A few nights later, same place, and I spot Kennedy again as he mounts the Silverado mainstage. He does that snaky undulating torso dance they teach all the strippers there, and grinds his crotch against the upstage wall, pulling down his briefs to expose some ass. He looks pretty polished, if a little overeager.
“I wanna see his cock,” a new friend of mine blurts out, then approaches Kennedy to drop trou for a tip. Kennedy, all nervous smiles, obliges; the friend returns, looking satisfied. “Yeah,” the friend says, “it was worth a buck.”
Was it? As much as I admired Kennedy—both his wrenching personal story and his impressive personal physique—I wondered exactly how helpful I would be to him by stocking his shorts with tips.

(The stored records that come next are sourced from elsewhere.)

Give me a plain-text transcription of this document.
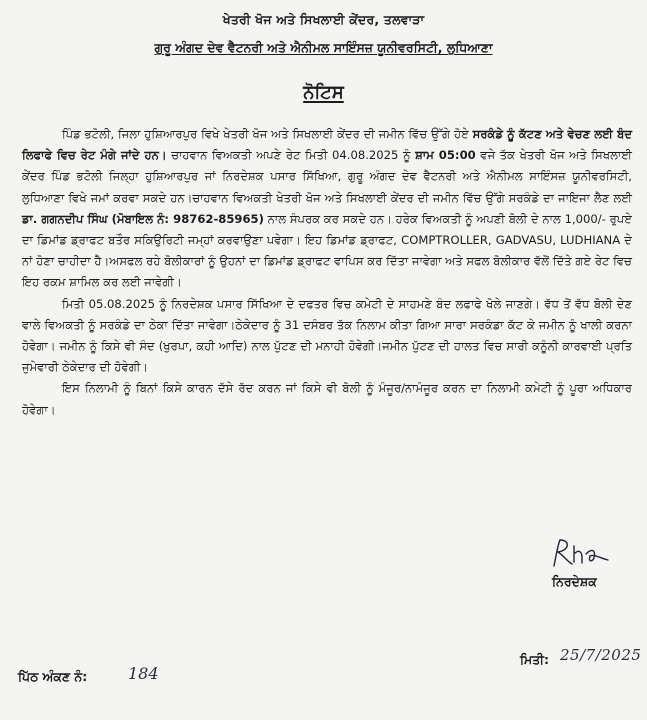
ਖੇਤਰੀ ਖੋਜ ਅਤੇ ਸਿਖਲਾਈ ਕੇਂਦਰ, ਤਲਵਾੜਾ
ਗੁਰੂ ਅੰਗਦ ਦੇਵ ਵੈਟਨਰੀ ਅਤੇ ਐਨੀਮਲ ਸਾਇੰਸਜ਼ ਯੂਨੀਵਰਸਿਟੀ, ਲੁਧਿਆਣਾ
ਨੋਟਿਸ

ਪਿੰਡ ਭਟੋਲੀ, ਜਿਲਾ ਹੁਸ਼ਿਆਰਪੁਰ ਵਿਖੇ ਖੇਤਰੀ ਖੋਜ ਅਤੇ ਸਿਖਲਾਈ ਕੇਂਦਰ ਦੀ ਜਮੀਨ ਵਿੱਚ ਉੱਗੇ ਹੋਏ ਸਰਕੰਡੇ ਨੂੰ ਕੱਟਣ ਅਤੇ ਵੇਚਣ ਲਈ ਬੰਦ ਲਿਫਾਫੇ ਵਿਚ ਰੇਟ ਮੰਗੇ ਜਾਂਦੇ ਹਨ। ਚਾਹਵਾਨ ਵਿਅਕਤੀ ਅਪਣੇ ਰੇਟ ਮਿਤੀ 04.08.2025 ਨੂੰ ਸ਼ਾਮ 05:00 ਵਜੇ ਤੱਕ ਖੇਤਰੀ ਖੋਜ ਅਤੇ ਸਿਖਲਾਈ ਕੇਂਦਰ ਪਿੰਡ ਭਟੋਲੀ ਜਿਲ੍ਹਾ ਹੁਸ਼ਿਆਰਪੁਰ ਜਾਂ ਨਿਰਦੇਸ਼ਕ ਪਸਾਰ ਸਿੱਖਿਆ, ਗੁਰੂ ਅੰਗਦ ਦੇਵ ਵੈਟਨਰੀ ਅਤੇ ਐਨੀਮਲ ਸਾਇੰਸਜ਼ ਯੂਨੀਵਰਸਿਟੀ, ਲੁਧਿਆਣਾ ਵਿਖੇ ਜਮਾਂ ਕਰਵਾ ਸਕਦੇ ਹਨ।ਚਾਹਵਾਨ ਵਿਅਕਤੀ ਖੇਤਰੀ ਖੋਜ ਅਤੇ ਸਿਖਲਾਈ ਕੇਂਦਰ ਦੀ ਜਮੀਨ ਵਿੱਚ ਉੱਗੇ ਸਰਕੰਡੇ ਦਾ ਜਾਇਜਾ ਲੈਣ ਲਈ ਡਾ. ਗਗਨਦੀਪ ਸਿੰਘ (ਮੋਬਾਇਲ ਨੰ: 98762-85965) ਨਾਲ ਸੰਪਰਕ ਕਰ ਸਕਦੇ ਹਨ। ਹਰੇਕ ਵਿਅਕਤੀ ਨੂੰ ਅਪਣੀ ਬੋਲੀ ਦੇ ਨਾਲ 1,000/- ਰੁਪਏ ਦਾ ਡਿਮਾਂਡ ਡ੍ਰਾਫਟ ਬਤੌਰ ਸਕਿਉਰਿਟੀ ਜਮ੍ਹਾਂ ਕਰਵਾਉਣਾ ਪਵੇਗਾ। ਇਹ ਡਿਮਾਂਡ ਡ੍ਰਾਫਟ, COMPTROLLER, GADVASU, LUDHIANA ਦੇ ਨਾਂ ਹੋਣਾ ਚਾਹੀਦਾ ਹੈ।ਅਸਫਲ ਰਹੇ ਬੋਲੀਕਾਰਾਂ ਨੂੰ ਉਹਨਾਂ ਦਾ ਡਿਮਾਂਡ ਡ੍ਰਾਫਟ ਵਾਪਿਸ ਕਰ ਦਿੱਤਾ ਜਾਵੇਗਾ ਅਤੇ ਸਫਲ ਬੋਲੀਕਾਰ ਵੱਲੋਂ ਦਿੱਤੇ ਗਏ ਰੇਟ ਵਿਚ ਇਹ ਰਕਮ ਸ਼ਾਮਿਲ ਕਰ ਲਈ ਜਾਵੇਗੀ।

ਮਿਤੀ 05.08.2025 ਨੂੰ ਨਿਰਦੇਸ਼ਕ ਪਸਾਰ ਸਿੱਖਿਆ ਦੇ ਦਫਤਰ ਵਿਚ ਕਮੇਟੀ ਦੇ ਸਾਹਮਣੇ ਬੰਦ ਲਫਾਫੇ ਖੋਲੇ ਜਾਣਗੇ। ਵੱਧ ਤੋਂ ਵੱਧ ਬੋਲੀ ਦੇਣ ਵਾਲੇ ਵਿਅਕਤੀ ਨੂੰ ਸਰਕੰਡੇ ਦਾ ਠੇਕਾ ਦਿੱਤਾ ਜਾਵੇਗਾ।ਠੇਕੇਦਾਰ ਨੂੰ 31 ਦਸੰਬਰ ਤੱਕ ਨਿਲਾਮ ਕੀਤਾ ਗਿਆ ਸਾਰਾ ਸਰਕੰਡਾ ਕੱਟ ਕੇ ਜਮੀਨ ਨੂੰ ਖਾਲੀ ਕਰਨਾ ਹੋਵੇਗਾ। ਜਮੀਨ ਨੂੰ ਕਿਸੇ ਵੀ ਸੰਦ (ਖੁਰਪਾ, ਕਹੀ ਆਦਿ) ਨਾਲ ਪੁੱਟਣ ਦੀ ਮਨਾਹੀ ਹੋਵੇਗੀ।ਜਮੀਨ ਪੁੱਟਣ ਦੀ ਹਾਲਤ ਵਿਚ ਸਾਰੀ ਕਨੂੰਨੀ ਕਾਰਵਾਈ ਪ੍ਰਤਿ ਜੁਮੇਵਾਰੀ ਠੇਕੇਦਾਰ ਦੀ ਹੋਵੇਗੀ।

ਇਸ ਨਿਲਾਮੀ ਨੂੰ ਬਿਨਾਂ ਕਿਸੇ ਕਾਰਨ ਦੱਸੇ ਰੱਦ ਕਰਨ ਜਾਂ ਕਿਸੇ ਵੀ ਬੋਲੀ ਨੂੰ ਮੰਜੂਰ/ਨਾਮੰਜੂਰ ਕਰਨ ਦਾ ਨਿਲਾਮੀ ਕਮੇਟੀ ਨੂੰ ਪੂਰਾ ਅਧਿਕਾਰ ਹੋਵੇਗਾ।

ਨਿਰਦੇਸ਼ਕ
ਮਿਤੀ: 25/7/2025
ਪਿੱਠ ਅੰਕਣ ਨੰ:	184
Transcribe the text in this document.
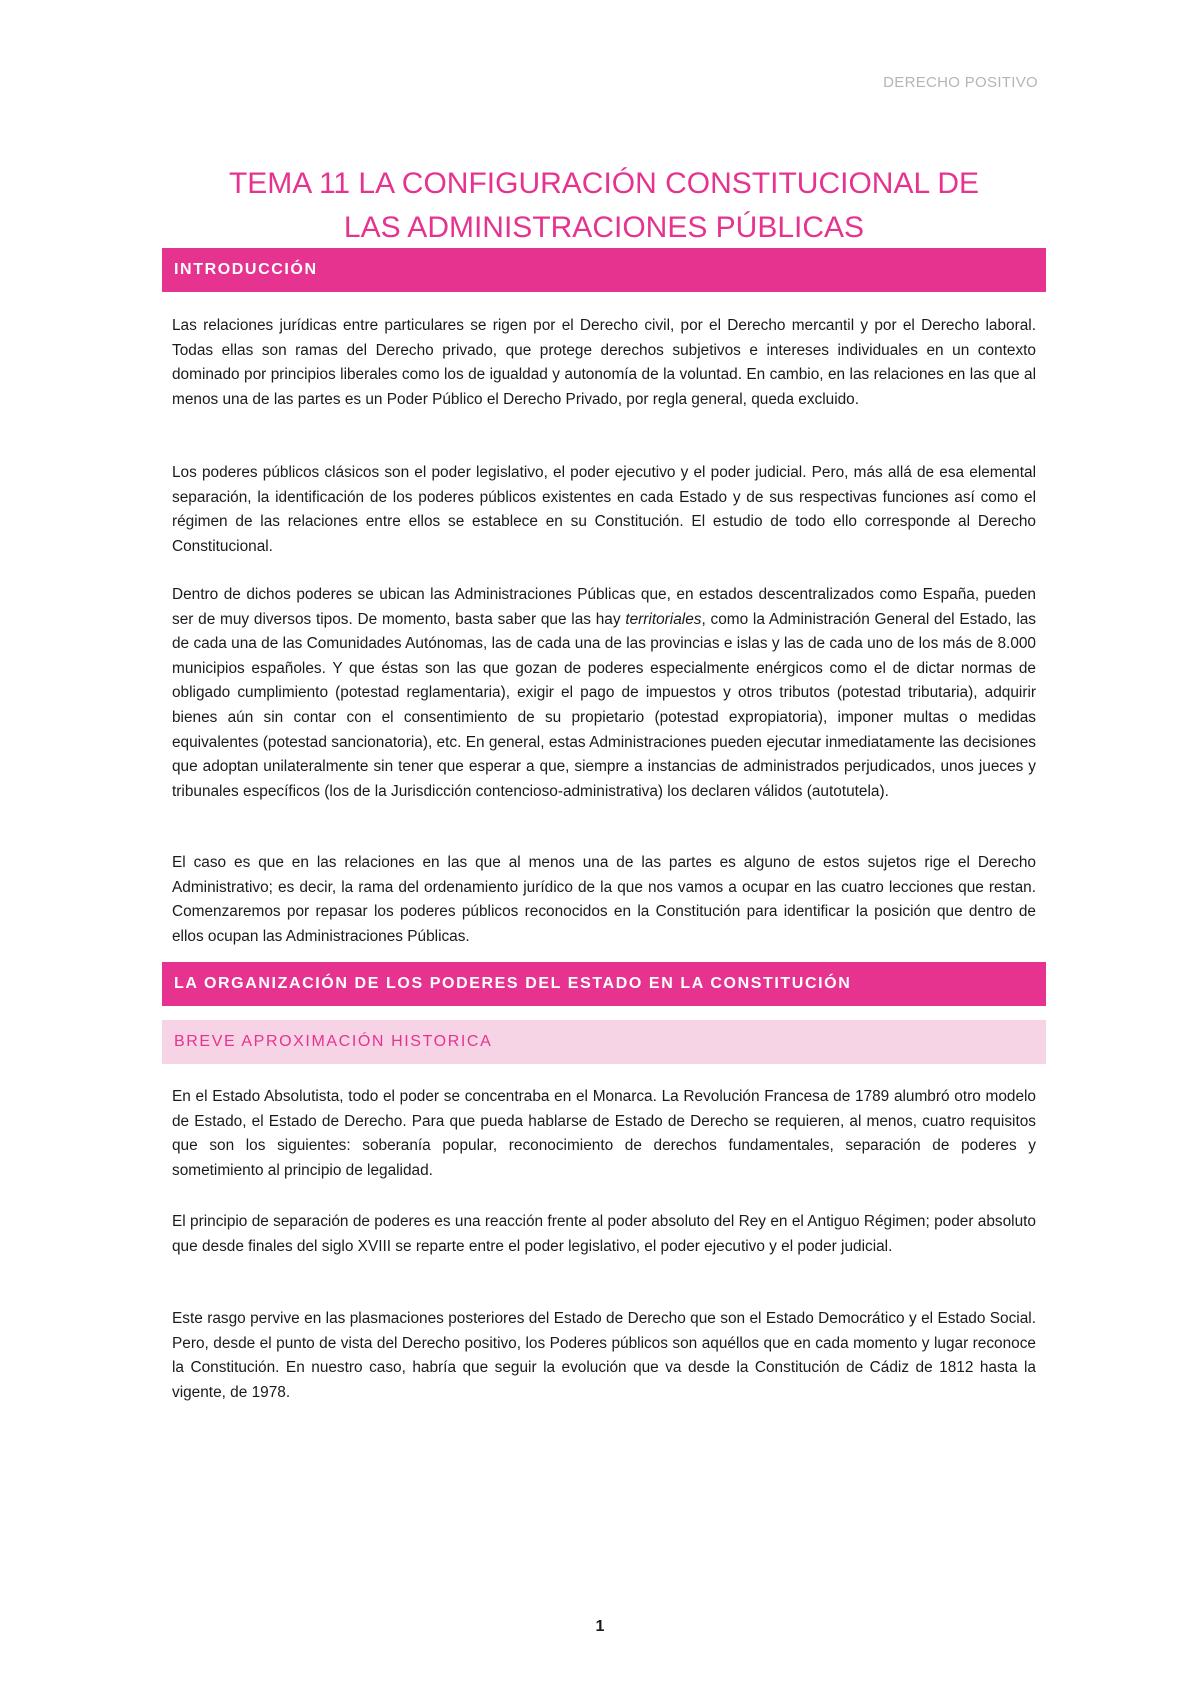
DERECHO POSITIVO
TEMA 11 LA CONFIGURACIÓN CONSTITUCIONAL DE
LAS ADMINISTRACIONES PÚBLICAS
INTRODUCCIÓN

Las relaciones jurídicas entre particulares se rigen por el Derecho civil, por el Derecho mercantil y por el Derecho laboral. Todas ellas son ramas del Derecho privado, que protege derechos subjetivos e intereses individuales en un contexto dominado por principios liberales como los de igualdad y autonomía de la voluntad. En cambio, en las relaciones en las que al menos una de las partes es un Poder Público el Derecho Privado, por regla general, queda excluido.

Los poderes públicos clásicos son el poder legislativo, el poder ejecutivo y el poder judicial. Pero, más allá de esa elemental separación, la identificación de los poderes públicos existentes en cada Estado y de sus respectivas funciones así como el régimen de las relaciones entre ellos se establece en su Constitución. El estudio de todo ello corresponde al Derecho Constitucional.

Dentro de dichos poderes se ubican las Administraciones Públicas que, en estados descentralizados como España, pueden ser de muy diversos tipos. De momento, basta saber que las hay territoriales, como la Administración General del Estado, las de cada una de las Comunidades Autónomas, las de cada una de las provincias e islas y las de cada uno de los más de 8.000 municipios españoles. Y que éstas son las que gozan de poderes especialmente enérgicos como el de dictar normas de obligado cumplimiento (potestad reglamentaria), exigir el pago de impuestos y otros tributos (potestad tributaria), adquirir bienes aún sin contar con el consentimiento de su propietario (potestad expropiatoria), imponer multas o medidas equivalentes (potestad sancionatoria), etc. En general, estas Administraciones pueden ejecutar inmediatamente las decisiones que adoptan unilateralmente sin tener que esperar a que, siempre a instancias de administrados perjudicados, unos jueces y tribunales específicos (los de la Jurisdicción contencioso-administrativa) los declaren válidos (autotutela).

El caso es que en las relaciones en las que al menos una de las partes es alguno de estos sujetos rige el Derecho Administrativo; es decir, la rama del ordenamiento jurídico de la que nos vamos a ocupar en las cuatro lecciones que restan. Comenzaremos por repasar los poderes públicos reconocidos en la Constitución para identificar la posición que dentro de ellos ocupan las Administraciones Públicas.

LA ORGANIZACIÓN DE LOS PODERES DEL ESTADO EN LA CONSTITUCIÓN
BREVE APROXIMACIÓN HISTORICA

En el Estado Absolutista, todo el poder se concentraba en el Monarca. La Revolución Francesa de 1789 alumbró otro modelo de Estado, el Estado de Derecho. Para que pueda hablarse de Estado de Derecho se requieren, al menos, cuatro requisitos que son los siguientes: soberanía popular, reconocimiento de derechos fundamentales, separación de poderes y sometimiento al principio de legalidad.

El principio de separación de poderes es una reacción frente al poder absoluto del Rey en el Antiguo Régimen; poder absoluto que desde finales del siglo XVIII se reparte entre el poder legislativo, el poder ejecutivo y el poder judicial.

Este rasgo pervive en las plasmaciones posteriores del Estado de Derecho que son el Estado Democrático y el Estado Social. Pero, desde el punto de vista del Derecho positivo, los Poderes públicos son aquéllos que en cada momento y lugar reconoce la Constitución. En nuestro caso, habría que seguir la evolución que va desde la Constitución de Cádiz de 1812 hasta la vigente, de 1978.

1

I also found something about it to be…ironic…contrary.
I do not support the raging wars in Iraq and Afghanistan. I do not feel young American men are best served in their development as members of a humane and civilized society by being shipped off to armed services in their most fragile maturing years.
From many reports, these young men coming back into “civilian life” are having much the same shock of experience as Kennedy, struggling to cope, grasping at straws. Many share his distrust of government.
A major primary election is upon us, in case you’ve missed that. Voting is on the mind, and I hope you’ve already mailed in or dropped off your primary ballot. But gays have other ways to vote—with our bank accounts and wallets, with our voices and feet.
Kennedy, you’re a hot man and a good guy. I hope that you’re able to adjust to civilian life and that you make a full recovery from your injuries. But much as I like to window shop, I won’t be buying your goods.